I truly do not know the answer. I’ve made so many mistakes when I was certain I was doing the right thing, and have regretted so many things when I have not listened to The Committee’s screams that what I was doing to ‘achieve the highest benefit despite lack of desire’ was not going to be ‘the right thing’ in the end. How does one trust their own judgment when its been completely wrong so many times?

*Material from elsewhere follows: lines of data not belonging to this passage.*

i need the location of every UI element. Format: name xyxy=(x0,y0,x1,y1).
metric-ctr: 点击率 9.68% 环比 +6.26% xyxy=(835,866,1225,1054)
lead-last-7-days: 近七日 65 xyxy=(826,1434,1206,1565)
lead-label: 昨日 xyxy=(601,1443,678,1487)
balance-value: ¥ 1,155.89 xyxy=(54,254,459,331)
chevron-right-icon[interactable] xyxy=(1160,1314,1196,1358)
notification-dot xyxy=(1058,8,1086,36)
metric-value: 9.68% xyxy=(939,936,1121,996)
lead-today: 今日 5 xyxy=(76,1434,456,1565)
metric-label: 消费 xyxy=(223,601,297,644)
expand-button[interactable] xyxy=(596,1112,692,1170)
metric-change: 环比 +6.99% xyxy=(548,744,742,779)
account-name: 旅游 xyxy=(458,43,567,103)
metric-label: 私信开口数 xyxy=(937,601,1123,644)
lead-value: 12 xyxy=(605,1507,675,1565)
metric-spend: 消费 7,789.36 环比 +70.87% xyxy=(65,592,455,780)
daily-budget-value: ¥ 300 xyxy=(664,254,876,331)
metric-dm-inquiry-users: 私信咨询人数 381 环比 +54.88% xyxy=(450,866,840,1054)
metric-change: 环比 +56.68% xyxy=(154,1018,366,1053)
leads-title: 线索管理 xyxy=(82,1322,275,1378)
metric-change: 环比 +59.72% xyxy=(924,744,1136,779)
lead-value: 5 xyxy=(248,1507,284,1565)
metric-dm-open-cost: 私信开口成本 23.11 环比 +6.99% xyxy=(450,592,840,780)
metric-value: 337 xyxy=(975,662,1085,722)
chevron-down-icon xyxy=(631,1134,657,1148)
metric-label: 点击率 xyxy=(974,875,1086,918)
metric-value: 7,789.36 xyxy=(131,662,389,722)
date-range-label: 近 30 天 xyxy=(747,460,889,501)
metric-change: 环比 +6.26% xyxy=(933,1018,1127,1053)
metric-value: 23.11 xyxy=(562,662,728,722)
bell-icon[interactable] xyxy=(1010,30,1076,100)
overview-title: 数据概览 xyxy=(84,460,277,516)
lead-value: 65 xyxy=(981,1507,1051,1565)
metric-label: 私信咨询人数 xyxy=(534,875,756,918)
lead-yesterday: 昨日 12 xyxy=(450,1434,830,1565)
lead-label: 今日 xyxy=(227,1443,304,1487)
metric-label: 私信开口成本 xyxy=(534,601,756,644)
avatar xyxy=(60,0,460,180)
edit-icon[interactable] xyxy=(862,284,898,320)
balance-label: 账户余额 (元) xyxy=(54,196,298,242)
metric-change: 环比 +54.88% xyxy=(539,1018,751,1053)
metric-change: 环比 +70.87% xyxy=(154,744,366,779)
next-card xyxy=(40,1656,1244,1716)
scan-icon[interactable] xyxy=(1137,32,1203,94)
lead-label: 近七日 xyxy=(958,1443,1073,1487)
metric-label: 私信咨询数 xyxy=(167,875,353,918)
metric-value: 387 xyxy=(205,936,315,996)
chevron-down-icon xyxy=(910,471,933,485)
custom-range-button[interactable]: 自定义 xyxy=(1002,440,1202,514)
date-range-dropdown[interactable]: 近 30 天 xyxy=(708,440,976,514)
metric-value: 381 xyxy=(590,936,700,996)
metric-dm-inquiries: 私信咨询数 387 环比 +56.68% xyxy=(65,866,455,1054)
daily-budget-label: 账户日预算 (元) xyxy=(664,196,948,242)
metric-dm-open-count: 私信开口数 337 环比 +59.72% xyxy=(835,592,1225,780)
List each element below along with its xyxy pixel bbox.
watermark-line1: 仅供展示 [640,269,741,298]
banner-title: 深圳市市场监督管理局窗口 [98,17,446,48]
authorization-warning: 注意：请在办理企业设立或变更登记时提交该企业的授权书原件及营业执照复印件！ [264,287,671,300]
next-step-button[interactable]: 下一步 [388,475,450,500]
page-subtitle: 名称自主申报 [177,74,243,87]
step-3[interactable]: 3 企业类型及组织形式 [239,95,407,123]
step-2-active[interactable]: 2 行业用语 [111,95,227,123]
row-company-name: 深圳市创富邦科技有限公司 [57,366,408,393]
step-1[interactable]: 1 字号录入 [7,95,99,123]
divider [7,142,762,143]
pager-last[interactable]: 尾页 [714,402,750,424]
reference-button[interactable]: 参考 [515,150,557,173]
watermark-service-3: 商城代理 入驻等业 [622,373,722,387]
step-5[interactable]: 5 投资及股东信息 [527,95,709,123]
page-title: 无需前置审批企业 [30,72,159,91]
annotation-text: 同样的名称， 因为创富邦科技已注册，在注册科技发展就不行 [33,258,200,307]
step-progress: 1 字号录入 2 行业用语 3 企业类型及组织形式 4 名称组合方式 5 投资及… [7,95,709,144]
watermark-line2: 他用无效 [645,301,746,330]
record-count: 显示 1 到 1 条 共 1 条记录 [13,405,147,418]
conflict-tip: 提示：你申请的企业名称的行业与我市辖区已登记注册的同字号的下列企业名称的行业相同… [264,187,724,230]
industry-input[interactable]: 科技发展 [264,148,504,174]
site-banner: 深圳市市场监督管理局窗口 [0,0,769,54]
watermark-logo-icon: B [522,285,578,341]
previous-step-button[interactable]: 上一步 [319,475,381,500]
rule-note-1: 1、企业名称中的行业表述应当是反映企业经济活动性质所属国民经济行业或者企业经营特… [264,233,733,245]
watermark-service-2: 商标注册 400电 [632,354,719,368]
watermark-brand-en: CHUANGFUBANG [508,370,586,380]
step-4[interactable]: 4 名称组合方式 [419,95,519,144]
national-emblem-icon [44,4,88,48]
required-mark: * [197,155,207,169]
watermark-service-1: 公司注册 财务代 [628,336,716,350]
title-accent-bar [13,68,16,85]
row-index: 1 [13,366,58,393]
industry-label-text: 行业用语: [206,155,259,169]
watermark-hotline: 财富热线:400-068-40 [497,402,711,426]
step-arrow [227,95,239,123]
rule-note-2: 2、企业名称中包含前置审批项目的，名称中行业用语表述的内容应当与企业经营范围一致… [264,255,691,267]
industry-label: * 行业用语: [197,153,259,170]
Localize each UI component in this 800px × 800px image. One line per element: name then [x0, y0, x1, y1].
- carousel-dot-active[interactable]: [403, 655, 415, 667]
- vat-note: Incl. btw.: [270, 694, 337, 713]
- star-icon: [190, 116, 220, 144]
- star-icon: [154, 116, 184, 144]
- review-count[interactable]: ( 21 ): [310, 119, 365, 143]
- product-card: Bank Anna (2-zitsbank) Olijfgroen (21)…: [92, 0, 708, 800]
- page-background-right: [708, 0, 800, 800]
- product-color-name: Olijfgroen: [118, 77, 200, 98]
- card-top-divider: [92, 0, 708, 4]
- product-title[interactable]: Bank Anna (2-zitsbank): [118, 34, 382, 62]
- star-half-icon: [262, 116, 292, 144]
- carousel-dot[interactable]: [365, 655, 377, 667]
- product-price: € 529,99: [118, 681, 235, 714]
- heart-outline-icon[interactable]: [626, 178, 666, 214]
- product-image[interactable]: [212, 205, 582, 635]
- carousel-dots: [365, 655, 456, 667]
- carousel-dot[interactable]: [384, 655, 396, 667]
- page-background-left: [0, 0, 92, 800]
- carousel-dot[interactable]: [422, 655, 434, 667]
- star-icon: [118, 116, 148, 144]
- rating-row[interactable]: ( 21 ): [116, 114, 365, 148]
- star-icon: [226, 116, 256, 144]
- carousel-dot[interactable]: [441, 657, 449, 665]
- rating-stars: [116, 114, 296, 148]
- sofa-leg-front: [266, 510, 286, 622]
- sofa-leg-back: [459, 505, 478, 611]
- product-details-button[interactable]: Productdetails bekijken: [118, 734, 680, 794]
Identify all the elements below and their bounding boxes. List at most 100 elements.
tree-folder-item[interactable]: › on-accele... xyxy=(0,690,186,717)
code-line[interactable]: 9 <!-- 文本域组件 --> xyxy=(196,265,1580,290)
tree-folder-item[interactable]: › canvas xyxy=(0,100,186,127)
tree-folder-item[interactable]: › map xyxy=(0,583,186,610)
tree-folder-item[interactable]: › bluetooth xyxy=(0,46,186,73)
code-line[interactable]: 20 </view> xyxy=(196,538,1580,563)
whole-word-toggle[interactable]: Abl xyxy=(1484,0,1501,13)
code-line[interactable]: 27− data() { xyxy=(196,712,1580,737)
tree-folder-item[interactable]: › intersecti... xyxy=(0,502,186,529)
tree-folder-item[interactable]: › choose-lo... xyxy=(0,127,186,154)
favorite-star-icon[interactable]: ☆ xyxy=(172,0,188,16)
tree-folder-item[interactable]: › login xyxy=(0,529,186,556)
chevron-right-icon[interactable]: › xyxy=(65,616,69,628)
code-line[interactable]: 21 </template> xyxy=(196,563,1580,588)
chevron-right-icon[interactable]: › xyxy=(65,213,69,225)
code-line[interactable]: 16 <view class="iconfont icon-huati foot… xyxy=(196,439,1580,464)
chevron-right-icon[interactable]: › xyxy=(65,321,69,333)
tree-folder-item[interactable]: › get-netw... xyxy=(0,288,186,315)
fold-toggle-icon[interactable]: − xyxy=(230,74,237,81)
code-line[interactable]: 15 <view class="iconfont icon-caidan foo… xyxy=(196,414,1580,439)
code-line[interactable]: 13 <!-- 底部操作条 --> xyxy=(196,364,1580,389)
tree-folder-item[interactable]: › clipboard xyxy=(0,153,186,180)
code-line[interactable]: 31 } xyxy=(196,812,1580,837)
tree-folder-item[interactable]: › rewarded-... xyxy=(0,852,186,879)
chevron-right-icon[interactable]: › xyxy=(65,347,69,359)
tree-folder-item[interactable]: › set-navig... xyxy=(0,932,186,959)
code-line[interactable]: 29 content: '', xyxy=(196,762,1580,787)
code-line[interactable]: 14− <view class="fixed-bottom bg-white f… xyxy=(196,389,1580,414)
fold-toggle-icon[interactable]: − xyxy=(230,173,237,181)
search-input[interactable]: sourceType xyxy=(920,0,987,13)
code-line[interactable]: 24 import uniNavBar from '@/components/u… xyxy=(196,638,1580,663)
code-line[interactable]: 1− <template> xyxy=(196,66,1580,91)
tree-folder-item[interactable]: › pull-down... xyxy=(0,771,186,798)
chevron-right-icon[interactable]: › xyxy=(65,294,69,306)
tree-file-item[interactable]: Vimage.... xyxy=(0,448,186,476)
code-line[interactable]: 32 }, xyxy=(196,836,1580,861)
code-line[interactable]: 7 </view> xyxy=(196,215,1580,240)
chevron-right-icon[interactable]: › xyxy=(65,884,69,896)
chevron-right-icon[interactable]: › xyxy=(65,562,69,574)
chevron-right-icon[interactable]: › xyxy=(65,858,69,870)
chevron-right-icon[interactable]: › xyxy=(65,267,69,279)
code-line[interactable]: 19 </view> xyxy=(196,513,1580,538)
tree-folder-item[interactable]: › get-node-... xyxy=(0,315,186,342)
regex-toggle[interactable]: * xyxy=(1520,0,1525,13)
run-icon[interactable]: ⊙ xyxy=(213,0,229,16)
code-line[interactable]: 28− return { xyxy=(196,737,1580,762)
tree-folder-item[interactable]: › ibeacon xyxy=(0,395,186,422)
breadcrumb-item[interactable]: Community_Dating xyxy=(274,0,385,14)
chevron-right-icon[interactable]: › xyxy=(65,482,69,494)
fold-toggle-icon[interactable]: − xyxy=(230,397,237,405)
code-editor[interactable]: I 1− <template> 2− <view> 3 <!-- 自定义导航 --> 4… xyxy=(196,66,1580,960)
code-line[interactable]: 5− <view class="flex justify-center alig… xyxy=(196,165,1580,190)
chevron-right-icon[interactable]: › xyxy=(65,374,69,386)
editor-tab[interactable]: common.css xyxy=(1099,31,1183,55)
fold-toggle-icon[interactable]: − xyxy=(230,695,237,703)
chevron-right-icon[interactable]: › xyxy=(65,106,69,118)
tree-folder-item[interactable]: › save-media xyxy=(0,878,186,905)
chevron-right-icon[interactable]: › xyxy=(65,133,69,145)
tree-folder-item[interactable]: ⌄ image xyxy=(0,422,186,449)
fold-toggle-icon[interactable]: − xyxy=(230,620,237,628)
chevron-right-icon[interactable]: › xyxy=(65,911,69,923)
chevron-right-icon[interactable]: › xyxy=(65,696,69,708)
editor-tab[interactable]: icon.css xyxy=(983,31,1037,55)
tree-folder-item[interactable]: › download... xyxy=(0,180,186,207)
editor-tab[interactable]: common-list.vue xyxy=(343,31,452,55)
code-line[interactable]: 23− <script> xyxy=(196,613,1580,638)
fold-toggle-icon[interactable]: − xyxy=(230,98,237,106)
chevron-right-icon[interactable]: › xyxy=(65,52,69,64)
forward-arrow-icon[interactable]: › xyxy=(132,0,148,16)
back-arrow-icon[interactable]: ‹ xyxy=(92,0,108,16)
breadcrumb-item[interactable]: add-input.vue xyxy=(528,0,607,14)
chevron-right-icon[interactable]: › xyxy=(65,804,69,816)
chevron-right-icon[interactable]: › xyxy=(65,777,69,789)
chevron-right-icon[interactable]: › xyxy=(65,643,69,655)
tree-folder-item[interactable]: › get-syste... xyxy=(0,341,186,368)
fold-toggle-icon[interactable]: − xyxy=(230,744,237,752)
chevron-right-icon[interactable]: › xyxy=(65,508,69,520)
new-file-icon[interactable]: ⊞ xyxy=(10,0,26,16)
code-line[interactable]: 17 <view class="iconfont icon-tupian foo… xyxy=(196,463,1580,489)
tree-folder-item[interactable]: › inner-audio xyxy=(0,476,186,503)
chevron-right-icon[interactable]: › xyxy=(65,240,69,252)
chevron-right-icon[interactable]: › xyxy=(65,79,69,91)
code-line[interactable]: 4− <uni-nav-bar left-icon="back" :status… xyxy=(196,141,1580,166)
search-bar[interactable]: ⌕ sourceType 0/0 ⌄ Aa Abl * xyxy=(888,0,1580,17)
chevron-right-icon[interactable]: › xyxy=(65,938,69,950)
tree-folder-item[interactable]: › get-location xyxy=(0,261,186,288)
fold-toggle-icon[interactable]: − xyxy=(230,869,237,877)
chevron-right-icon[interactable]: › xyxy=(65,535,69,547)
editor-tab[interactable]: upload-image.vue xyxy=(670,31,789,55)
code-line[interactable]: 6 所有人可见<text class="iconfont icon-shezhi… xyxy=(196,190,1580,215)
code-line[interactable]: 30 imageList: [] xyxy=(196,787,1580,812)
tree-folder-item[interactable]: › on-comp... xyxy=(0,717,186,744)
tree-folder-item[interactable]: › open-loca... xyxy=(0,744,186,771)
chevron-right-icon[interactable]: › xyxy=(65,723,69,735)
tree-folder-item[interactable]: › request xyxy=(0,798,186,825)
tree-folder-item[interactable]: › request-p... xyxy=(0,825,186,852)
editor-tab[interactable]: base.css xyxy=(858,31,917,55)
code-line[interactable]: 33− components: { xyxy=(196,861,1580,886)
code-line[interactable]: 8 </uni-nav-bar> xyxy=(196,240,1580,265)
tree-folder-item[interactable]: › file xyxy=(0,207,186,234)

I’ve actually started writing a couple of stories. I’m not far into either of them, but they are started. My biggest obstacle to moving forward, I think, is letting myself write a crappy first draft. I have such perfectionist ideas in place that its really hard to just let them go, understanding that perfectionism is an unrealistic idea, and that, once I get the whole story out, on metaphorical paper, I can edit as I see fit. Or perhaps, it would be better to have someone else edit for me. I can see myself getting stuck in that mode, striving for absolutely perfect, never seeing if it’s even close to it. At least I’ve started something, though. The first step to it. Now, to write to completion of that SFD (shitty first draft).
So, yeah, I’m a bit confused about what to do, at the moment, which means I’ll probably end up doing one of two things – talk myself out of the job without having a backup income or continue on with this hoping it will be more than I believe it has the ability to be. I think I need some outside help with this one, though I’m not sure where to get that. If I was still in counseling, I would probably talk it out there, but I’m not, nor do I see that happening anytime soon.
I picked up a ’99 Subaru Outback, yesterday. It runs like a champ, though it has some issues with the passenger side suspension. I’m pretty sure I need to replace the front caliper on that side and, in the rear, I think the arm is a little bent. I’ll figure it out. It also burns oil, I have discovered. Not sure what to do about that one, but, again, I’ll figure it out. At least I can take the freeway to work, which will shorten my commute time. Onward and upward, right?